Prostate cancer is the most common nonskin malignancy in men in developed countries, with over 250,000 deaths annually worldwide. Its clinical course can be highly heterogeneous, and critical decisions are made about the likelihood of aggressive disease based on information obtained at presentation, including histopathological scores.
Genetic inheritance and ethnicity have established roles in prostate cancer development, while chronic inflammation has also been proposed as an aetiological factor.
Bacteria are known to be present in the urogenital tract and in prostate tissue, and bacteria isolated from the prostate can cause inflammation in animal models. This is why in a recent study published in the journal Europe Urology Oncology, researchers investigated the prognostic potential of bacteria present in the urine microbiome and its role in prostate cancer.
Potential Prognostic Test
For the study, the team used urine samples collected from 318 people in the U.K. who were being assessed for prostate cancer or for blood in their urine and examined their health outcomes for up to 6 years after the sample. They analyzed the urine for different bacteria.

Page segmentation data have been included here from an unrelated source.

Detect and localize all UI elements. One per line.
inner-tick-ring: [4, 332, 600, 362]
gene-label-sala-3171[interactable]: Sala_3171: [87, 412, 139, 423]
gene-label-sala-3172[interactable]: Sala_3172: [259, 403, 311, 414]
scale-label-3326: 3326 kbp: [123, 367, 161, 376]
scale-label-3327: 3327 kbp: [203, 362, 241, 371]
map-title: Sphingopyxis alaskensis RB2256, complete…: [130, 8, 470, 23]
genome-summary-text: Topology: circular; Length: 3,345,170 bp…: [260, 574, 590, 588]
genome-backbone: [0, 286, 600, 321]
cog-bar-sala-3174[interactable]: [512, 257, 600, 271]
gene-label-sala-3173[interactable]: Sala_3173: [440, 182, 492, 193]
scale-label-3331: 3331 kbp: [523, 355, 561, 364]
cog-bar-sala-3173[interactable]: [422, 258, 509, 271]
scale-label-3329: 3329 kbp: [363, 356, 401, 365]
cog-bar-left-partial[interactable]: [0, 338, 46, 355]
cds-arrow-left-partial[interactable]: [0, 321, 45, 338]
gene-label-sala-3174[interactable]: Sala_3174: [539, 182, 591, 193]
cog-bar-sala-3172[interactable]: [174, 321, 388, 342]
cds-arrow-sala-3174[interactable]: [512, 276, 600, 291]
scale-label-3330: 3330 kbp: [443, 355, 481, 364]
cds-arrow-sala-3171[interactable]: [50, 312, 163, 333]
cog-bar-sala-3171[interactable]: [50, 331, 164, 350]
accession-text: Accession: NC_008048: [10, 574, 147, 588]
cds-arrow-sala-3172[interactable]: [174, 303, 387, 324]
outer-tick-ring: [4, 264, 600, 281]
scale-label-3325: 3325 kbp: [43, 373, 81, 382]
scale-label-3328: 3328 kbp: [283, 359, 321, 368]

They also examined prostate biopsies from 204 patients collected between 2004 and 2014 and tracked these patients for 3.5 years on average to detect signs of aggressive prostate cancer.
The researchers found a link between certain bacteria in urine sediments and prostate cancer risk. Four new bacteria were identified that were frequently found in the urine of patients with prostate cancer metastasis, including Porphyromonas sp. nov., Varibaculum sp. nov., Peptoniphilus sp. nov., and Fenollaria sp. nov.
The researchers conclude that their findings suggest certain anaerobic bacteria have the prognostic potential for prostate cancer.